L'Histoire du Stade Aubagne Football: Un Club Emblématique en Quête d'Unité

Située dans le sud de la France, Aubagne est une charmante ville célèbre pour son patrimoine culturel et historique. Et on aime de plus en plus son équipe de football locale qui, à trois journées de la fin de la saison, n’a jamais été aussi proche d’écrire un chapitre inédit de sa jeune histoire, et d’accéder en National.

À l'ombre de son imposant voisin marseillais, Aubagne n'a jamais tutoyé l'élite française du football. Jusqu'à cette saison, avec la participation au championnat de Nationale 2 et surtout, la qualification pour les 1/16e de finale de la Coupe de France.

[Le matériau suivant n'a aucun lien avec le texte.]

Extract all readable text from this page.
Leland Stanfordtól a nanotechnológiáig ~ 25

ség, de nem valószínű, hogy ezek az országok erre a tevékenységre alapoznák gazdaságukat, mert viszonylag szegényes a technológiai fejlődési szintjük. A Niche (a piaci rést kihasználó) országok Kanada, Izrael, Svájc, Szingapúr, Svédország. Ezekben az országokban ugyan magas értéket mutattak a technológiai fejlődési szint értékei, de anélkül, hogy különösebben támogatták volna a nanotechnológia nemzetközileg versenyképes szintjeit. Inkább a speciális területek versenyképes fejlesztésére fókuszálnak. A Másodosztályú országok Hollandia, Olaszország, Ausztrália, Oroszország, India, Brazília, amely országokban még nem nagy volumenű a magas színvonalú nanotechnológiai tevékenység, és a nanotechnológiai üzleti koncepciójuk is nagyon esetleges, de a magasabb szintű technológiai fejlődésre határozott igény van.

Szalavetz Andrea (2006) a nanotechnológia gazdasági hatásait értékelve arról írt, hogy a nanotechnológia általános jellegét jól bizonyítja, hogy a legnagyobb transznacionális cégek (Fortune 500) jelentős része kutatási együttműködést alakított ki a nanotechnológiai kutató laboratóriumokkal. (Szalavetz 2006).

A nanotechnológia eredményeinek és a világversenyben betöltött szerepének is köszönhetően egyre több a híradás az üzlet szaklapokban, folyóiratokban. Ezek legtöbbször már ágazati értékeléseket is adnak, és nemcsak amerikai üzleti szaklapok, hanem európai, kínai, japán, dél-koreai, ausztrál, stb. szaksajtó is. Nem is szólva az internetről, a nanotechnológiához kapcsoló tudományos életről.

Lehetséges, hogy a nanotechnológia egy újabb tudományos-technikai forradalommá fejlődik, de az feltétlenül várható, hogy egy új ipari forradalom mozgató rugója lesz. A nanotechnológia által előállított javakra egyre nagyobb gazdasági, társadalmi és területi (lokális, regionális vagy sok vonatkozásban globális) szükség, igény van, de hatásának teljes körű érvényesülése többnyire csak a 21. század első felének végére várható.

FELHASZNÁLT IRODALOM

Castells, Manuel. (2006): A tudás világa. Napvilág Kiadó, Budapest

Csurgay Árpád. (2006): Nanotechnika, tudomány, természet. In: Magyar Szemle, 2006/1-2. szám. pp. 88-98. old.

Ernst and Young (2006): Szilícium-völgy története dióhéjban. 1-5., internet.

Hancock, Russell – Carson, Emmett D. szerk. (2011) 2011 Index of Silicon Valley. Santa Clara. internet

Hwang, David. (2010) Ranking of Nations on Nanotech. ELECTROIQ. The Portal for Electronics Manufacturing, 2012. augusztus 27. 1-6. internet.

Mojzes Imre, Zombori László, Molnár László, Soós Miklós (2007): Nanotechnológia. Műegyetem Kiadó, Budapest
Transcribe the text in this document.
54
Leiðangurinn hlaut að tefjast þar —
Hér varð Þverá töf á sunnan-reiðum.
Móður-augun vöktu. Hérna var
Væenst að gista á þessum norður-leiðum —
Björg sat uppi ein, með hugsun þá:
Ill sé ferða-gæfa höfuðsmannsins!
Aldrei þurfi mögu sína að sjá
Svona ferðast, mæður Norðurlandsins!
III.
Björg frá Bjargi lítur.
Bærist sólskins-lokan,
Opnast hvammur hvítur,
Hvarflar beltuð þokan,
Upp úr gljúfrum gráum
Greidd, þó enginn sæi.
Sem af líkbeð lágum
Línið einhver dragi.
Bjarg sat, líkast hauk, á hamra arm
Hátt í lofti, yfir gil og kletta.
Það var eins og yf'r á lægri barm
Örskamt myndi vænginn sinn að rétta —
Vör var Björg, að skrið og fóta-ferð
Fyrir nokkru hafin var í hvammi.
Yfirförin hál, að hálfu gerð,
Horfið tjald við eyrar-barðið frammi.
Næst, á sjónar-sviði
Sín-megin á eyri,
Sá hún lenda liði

Il n'empêche que ces belles performances ne sortent pas de nulle part, comme l'assurent les responsables de l'Aubagne Football Club : "Entre Aubagne et le ballon rond, c'est une histoire d'amour qui remonte à loin et n'est pas près de s'éteindre".

Grâce à son succès au Puy, le club provençal, qui s’apprête à fusionner avec ses voisins Air Bel et La Penne, s’est ouvert les portes du National en grand.

Voir l’AFC en National n’est plus un fantasme et, même si l’accession n’est pas encore acquise, elle tomberait, c’est le hasard, la même année que la fusion avec les voisins d’Air Bel et de La Penne-sur-Huveaune.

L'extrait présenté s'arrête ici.